We overwrite the ciphertext of q^{-1} so that is fully corrupted (or at least, because it is ECB mode, a block of it is corrupted), right? By partially corrupted, do you mean "p and q are fine, but q^{-1} is not what it is supposed to be"? Does it matter how we corrupt q^{-1}? Is it just a bit flip in a single block? Do we have to corrupt it the same every time to make a new guess for q?
> We set m, the plaintext message we get to choose, to the middle of the range of possible q's. Remember, q is smaller than m;
I'm not quite following this part. To clarify, are you saying (roughly, I know RSA has some checks that q is not outrageously small) q lies in the interval [0, 2^1024] and we, on our first guess, set m = (2^1024 - 0)/2 = 2^1023? Then the adversary encrypts this guess m using the public key N from the client. m, when decrypted by the client at this point, could clearly be either larger or smaller than q, right? Our choice for m is literally in the middle. But the client also pads the resulting m, so it will certainly be larger than q? But to clarify, q is only (almost certainly) smaller than m because of the padding that the client adds?

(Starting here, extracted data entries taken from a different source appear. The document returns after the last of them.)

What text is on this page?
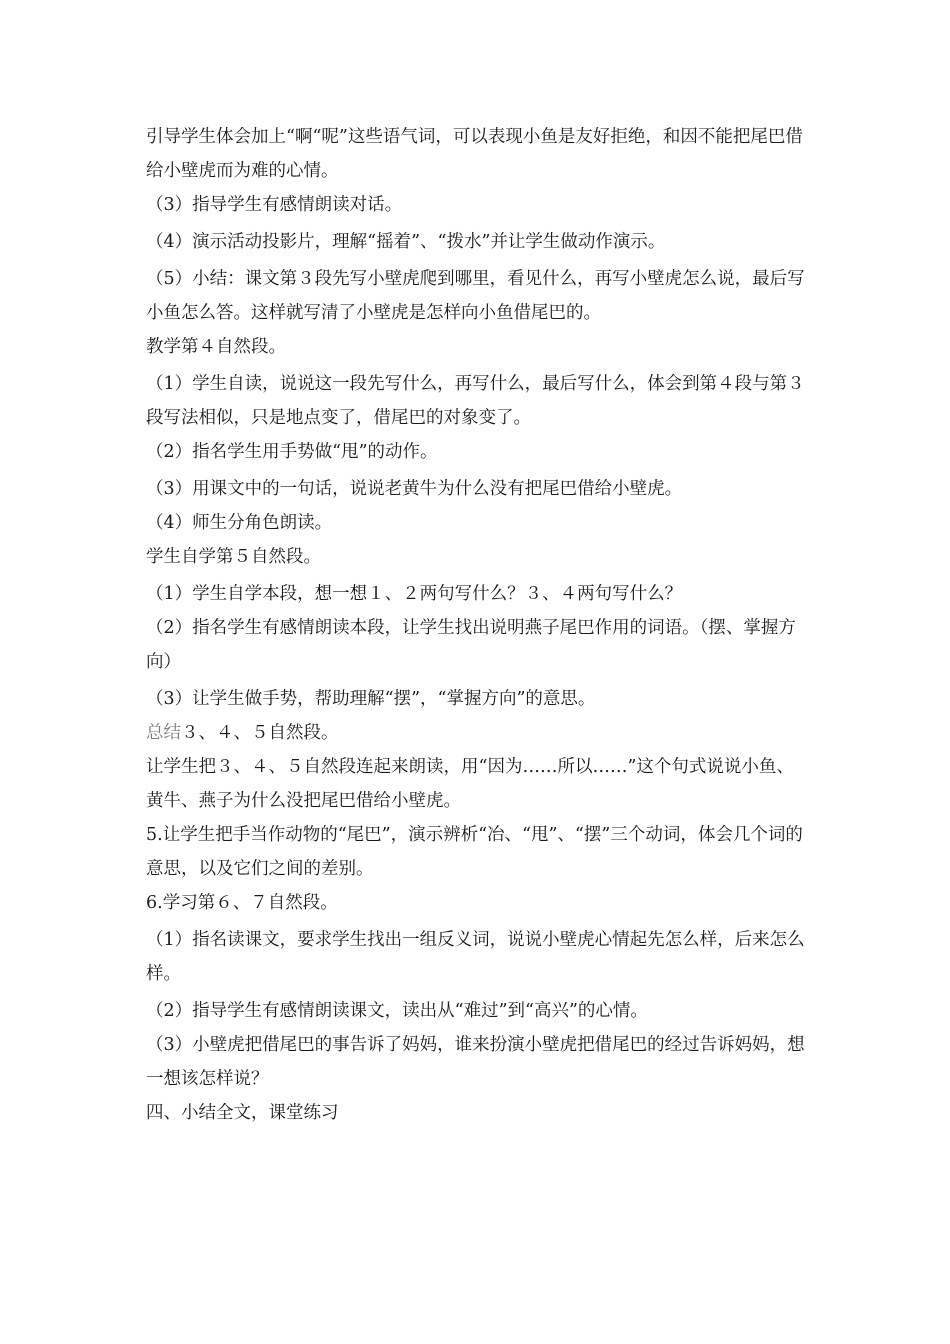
引导学生体会加上“啊“呢”这些语气词，可以表现小鱼是友好拒绝，和因不能把尾巴借给小壁虎而为难的心情。

（3）指导学生有感情朗读对话。

（4）演示活动投影片，理解“摇着”、“拨水”并让学生做动作演示。

（5）小结：课文第３段先写小壁虎爬到哪里，看见什么，再写小壁虎怎么说，最后写小鱼怎么答。这样就写清了小壁虎是怎样向小鱼借尾巴的。

教学第４自然段。

（1）学生自读，说说这一段先写什么，再写什么，最后写什么，体会到第４段与第３段写法相似，只是地点变了，借尾巴的对象变了。

（2）指名学生用手势做“甩”的动作。

（3）用课文中的一句话，说说老黄牛为什么没有把尾巴借给小壁虎。

（4）师生分角色朗读。

学生自学第５自然段。

（1）学生自学本段，想一想１、２两句写什么？３、４两句写什么？

（2）指名学生有感情朗读本段，让学生找出说明燕子尾巴作用的词语。（摆、掌握方向）

（3）让学生做手势，帮助理解“摆”，“掌握方向”的意思。

总结３、４、５自然段。

让学生把３、４、５自然段连起来朗读，用“因为……所以……”这个句式说说小鱼、黄牛、燕子为什么没把尾巴借给小壁虎。

5.让学生把手当作动物的“尾巴”，演示辨析“冶、“甩”、“摆”三个动词，体会几个词的意思，以及它们之间的差别。

6.学习第６、７自然段。

（1）指名读课文，要求学生找出一组反义词，说说小壁虎心情起先怎么样，后来怎么样。

（2）指导学生有感情朗读课文，读出从“难过”到“高兴”的心情。

（3）小壁虎把借尾巴的事告诉了妈妈，谁来扮演小壁虎把借尾巴的经过告诉妈妈，想一想该怎样说？

四、小结全文，课堂练习
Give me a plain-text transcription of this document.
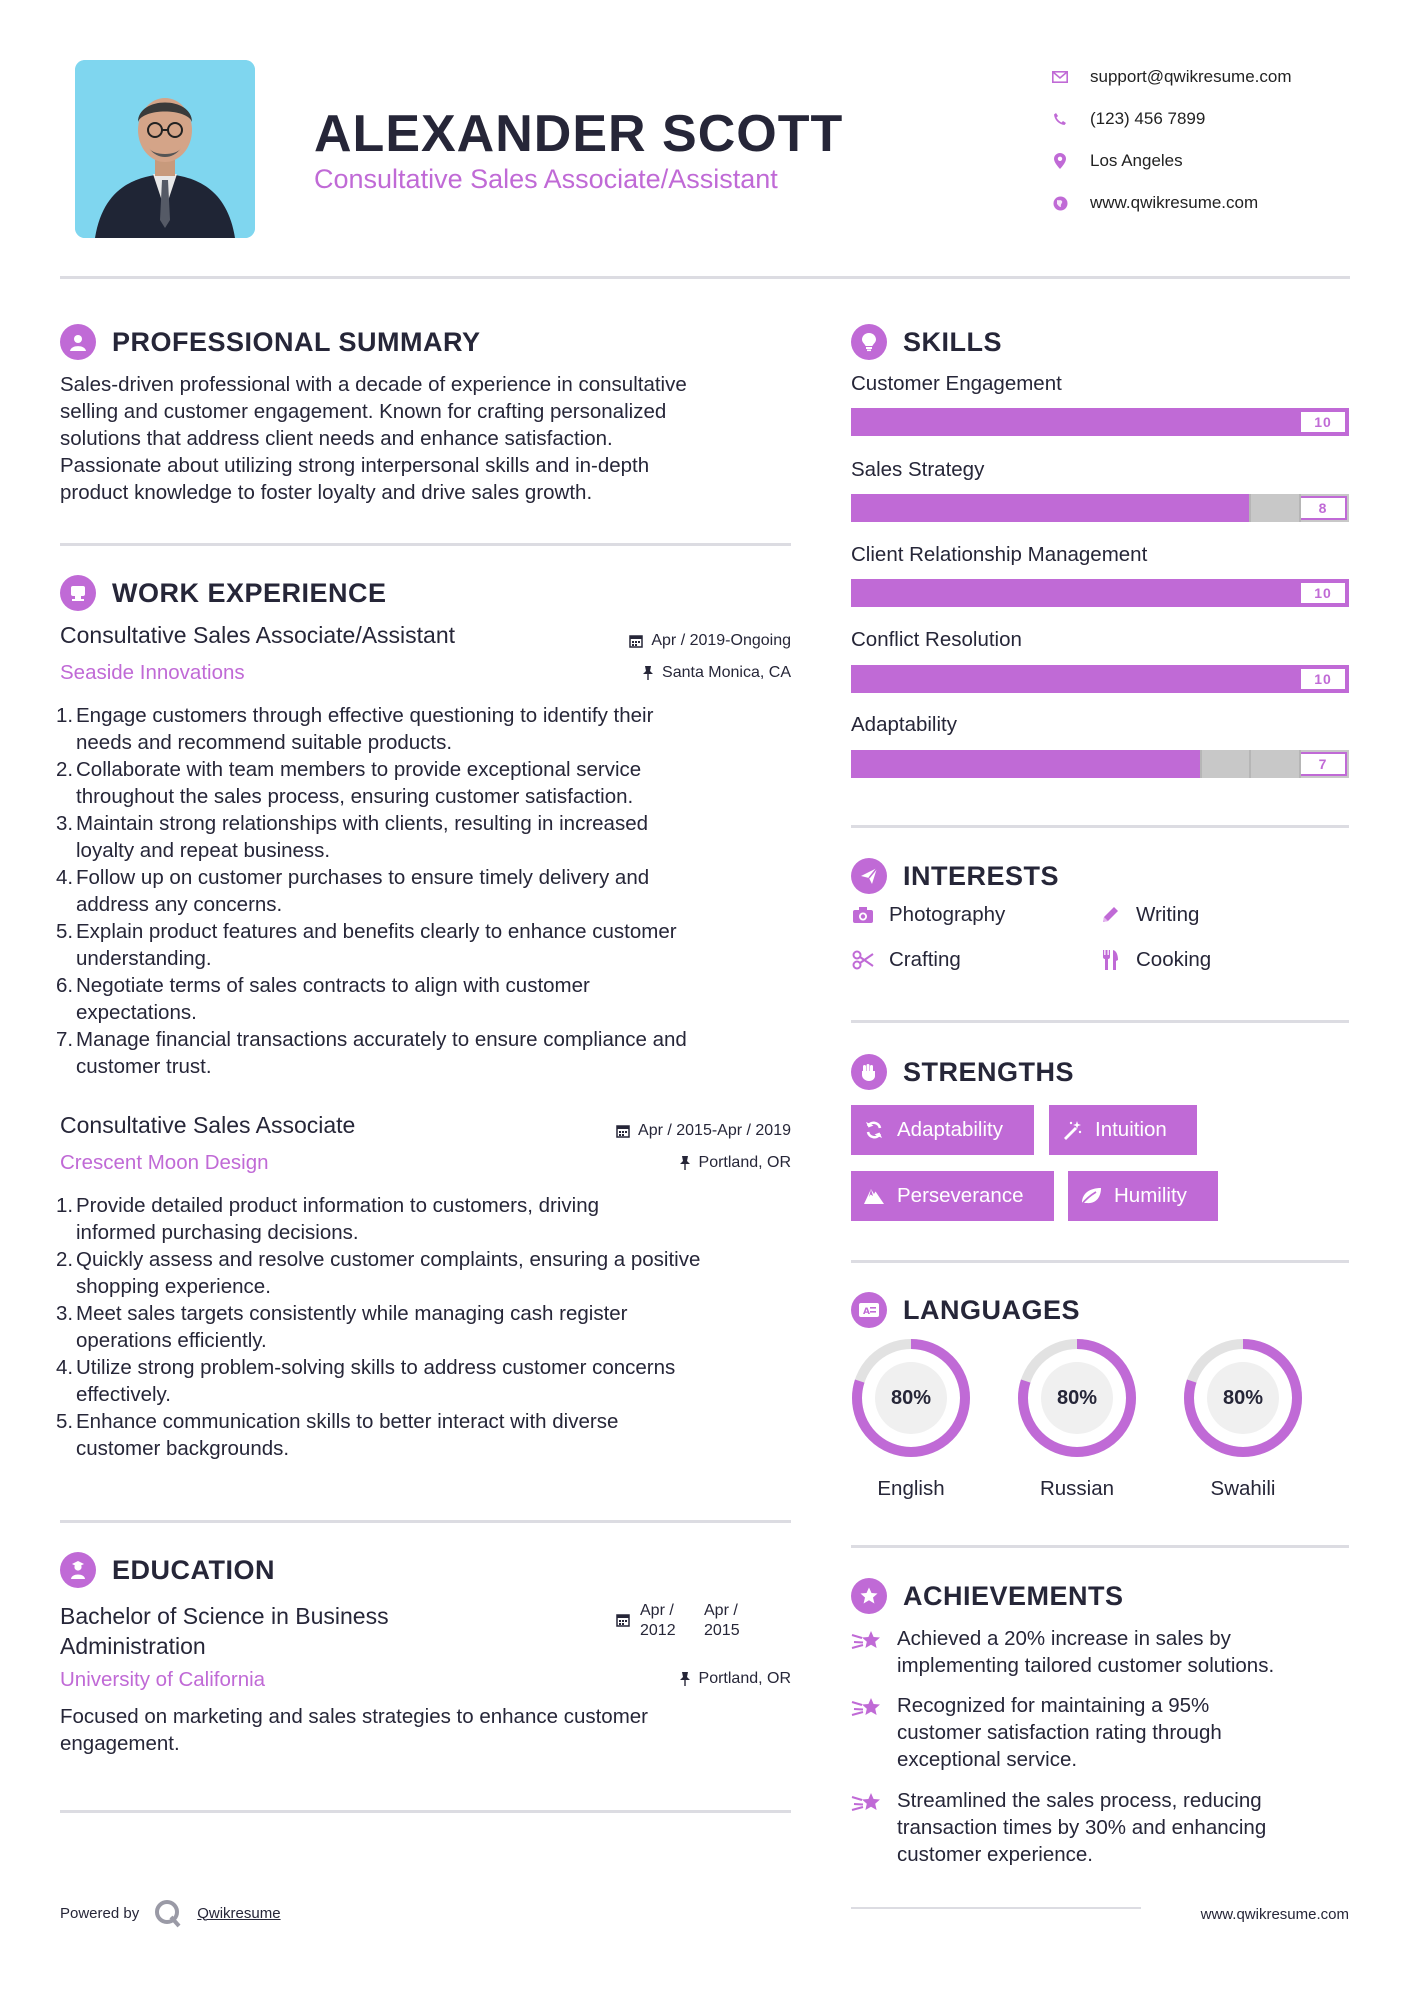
ALEXANDER SCOTT
Consultative Sales Associate/Assistant
support@qwikresume.com
(123) 456 7899
Los Angeles
www.qwikresume.com
PROFESSIONAL SUMMARY
Sales-driven professional with a decade of experience in consultative
selling and customer engagement. Known for crafting personalized
solutions that address client needs and enhance satisfaction.
Passionate about utilizing strong interpersonal skills and in-depth
product knowledge to foster loyalty and drive sales growth.
WORK EXPERIENCE
Consultative Sales Associate/Assistant	Apr / 2019-Ongoing
Seaside Innovations	Santa Monica, CA
1. Engage customers through effective questioning to identify their
needs and recommend suitable products.
2. Collaborate with team members to provide exceptional service
throughout the sales process, ensuring customer satisfaction.
3. Maintain strong relationships with clients, resulting in increased
loyalty and repeat business.
4. Follow up on customer purchases to ensure timely delivery and
address any concerns.
5. Explain product features and benefits clearly to enhance customer
understanding.
6. Negotiate terms of sales contracts to align with customer
expectations.
7. Manage financial transactions accurately to ensure compliance and
customer trust.
Consultative Sales Associate	Apr / 2015-Apr / 2019
Crescent Moon Design	Portland, OR
1. Provide detailed product information to customers, driving
informed purchasing decisions.
2. Quickly assess and resolve customer complaints, ensuring a positive
shopping experience.
3. Meet sales targets consistently while managing cash register
operations efficiently.
4. Utilize strong problem-solving skills to address customer concerns
effectively.
5. Enhance communication skills to better interact with diverse
customer backgrounds.
EDUCATION
Bachelor of Science in Business
Administration
Apr /
2012
Apr /
2015
University of California	Portland, OR
Focused on marketing and sales strategies to enhance customer
engagement.
SKILLS
Customer Engagement
10
Sales Strategy
8
Client Relationship Management
10
Conflict Resolution
10
Adaptability
7
INTERESTS
Photography	Writing
Crafting	Cooking
STRENGTHS
Adaptability	Intuition
Perseverance	Humility
A LANGUAGES
80%
English
80%
Russian
80%
Swahili
ACHIEVEMENTS
Achieved a 20% increase in sales by
implementing tailored customer solutions.
Recognized for maintaining a 95%
customer satisfaction rating through
exceptional service.
Streamlined the sales process, reducing
transaction times by 30% and enhancing
customer experience.
Powered by	Qwikresume	www.qwikresume.com
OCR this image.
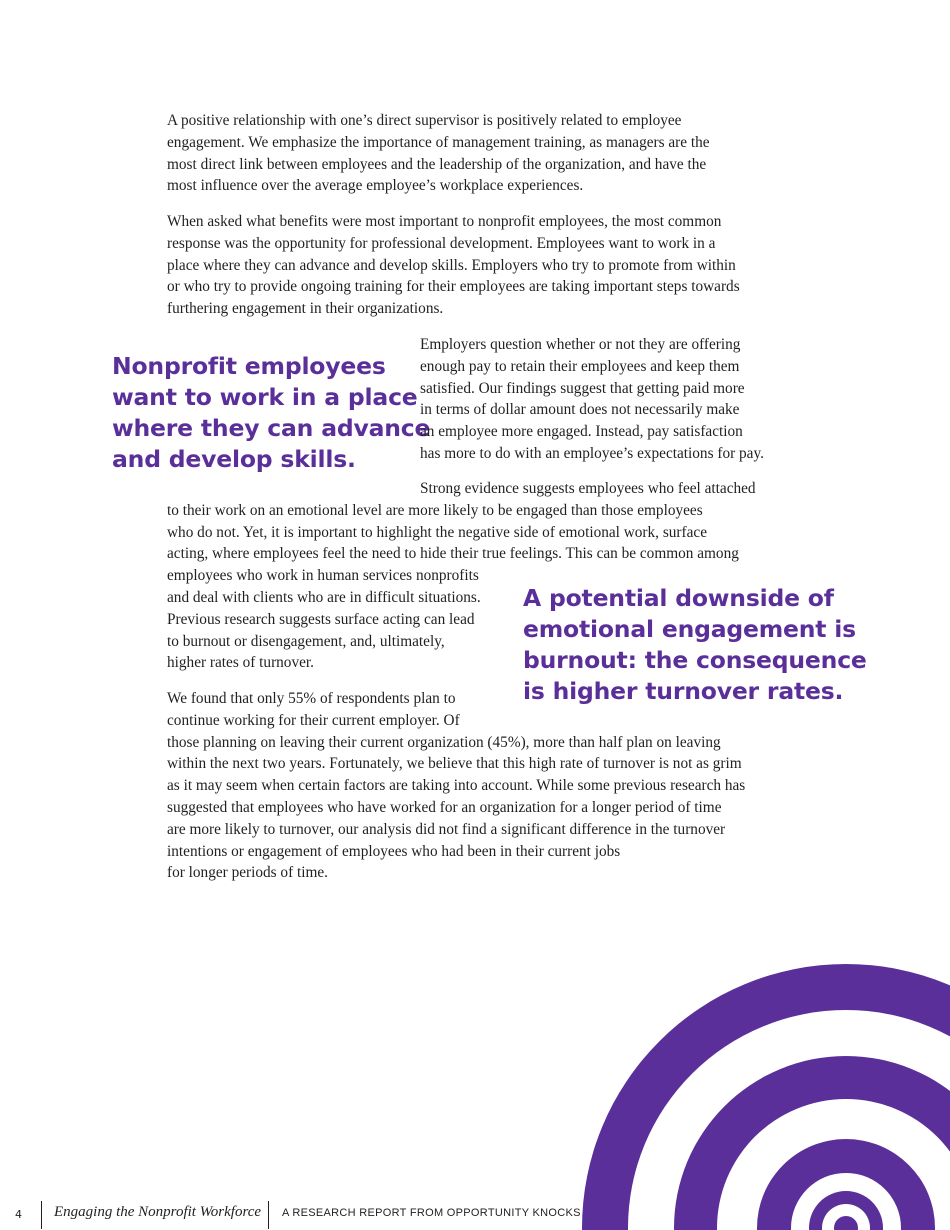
A positive relationship with one’s direct supervisor is positively related to employee
engagement. We emphasize the importance of management training, as managers are the
most direct link between employees and the leadership of the organization, and have the
most influence over the average employee’s workplace experiences.
When asked what benefits were most important to nonprofit employees, the most common
response was the opportunity for professional development. Employees want to work in a
place where they can advance and develop skills. Employers who try to promote from within
or who try to provide ongoing training for their employees are taking important steps towards
furthering engagement in their organizations.
Nonprofit employees
want to work in a place
where they can advance
and develop skills.
Employers question whether or not they are offering
enough pay to retain their employees and keep them
satisfied. Our findings suggest that getting paid more
in terms of dollar amount does not necessarily make
an employee more engaged. Instead, pay satisfaction
has more to do with an employee’s expectations for pay.
Strong evidence suggests employees who feel attached
to their work on an emotional level are more likely to be engaged than those employees
who do not. Yet, it is important to highlight the negative side of emotional work, surface
acting, where employees feel the need to hide their true feelings. This can be common among
employees who work in human services nonprofits
and deal with clients who are in difficult situations.
Previous research suggests surface acting can lead
to burnout or disengagement, and, ultimately,
higher rates of turnover.
A potential downside of
emotional engagement is
burnout: the consequence
is higher turnover rates.
We found that only 55% of respondents plan to
continue working for their current employer. Of
those planning on leaving their current organization (45%), more than half plan on leaving
within the next two years. Fortunately, we believe that this high rate of turnover is not as grim
as it may seem when certain factors are taking into account. While some previous research has
suggested that employees who have worked for an organization for a longer period of time
are more likely to turnover, our analysis did not find a significant difference in the turnover
intentions or engagement of employees who had been in their current jobs
for longer periods of time.
4 Engaging the Nonprofit Workforce A RESEARCH REPORT FROM OPPORTUNITY KNOCKS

> * If m < q, the message is going to miss our faulted qInv
I'm confused again, sorry. Is this m without the padding, right? Why, if m < q, does the RSA calculation not wrap around the modulus? I'm a bit confused how it pulls out only 0s, but this is probably related to my confusion at the last paragraph. Is it that it's that only 0s, but rather a small number followed by a ton of padding of 0s?
> * If m >= q, our qInv fucks up the decryption; we decrypt (I assume) random gibberish
The whole reason we fault qInv is so this case screws up while the other doesn't, right? And so it doesn't really matter how we fault qInv each time? This case faults because the calculation wraps around the modulus? It would be good to see the actual calculation and why this is which I think is my main struggle right now.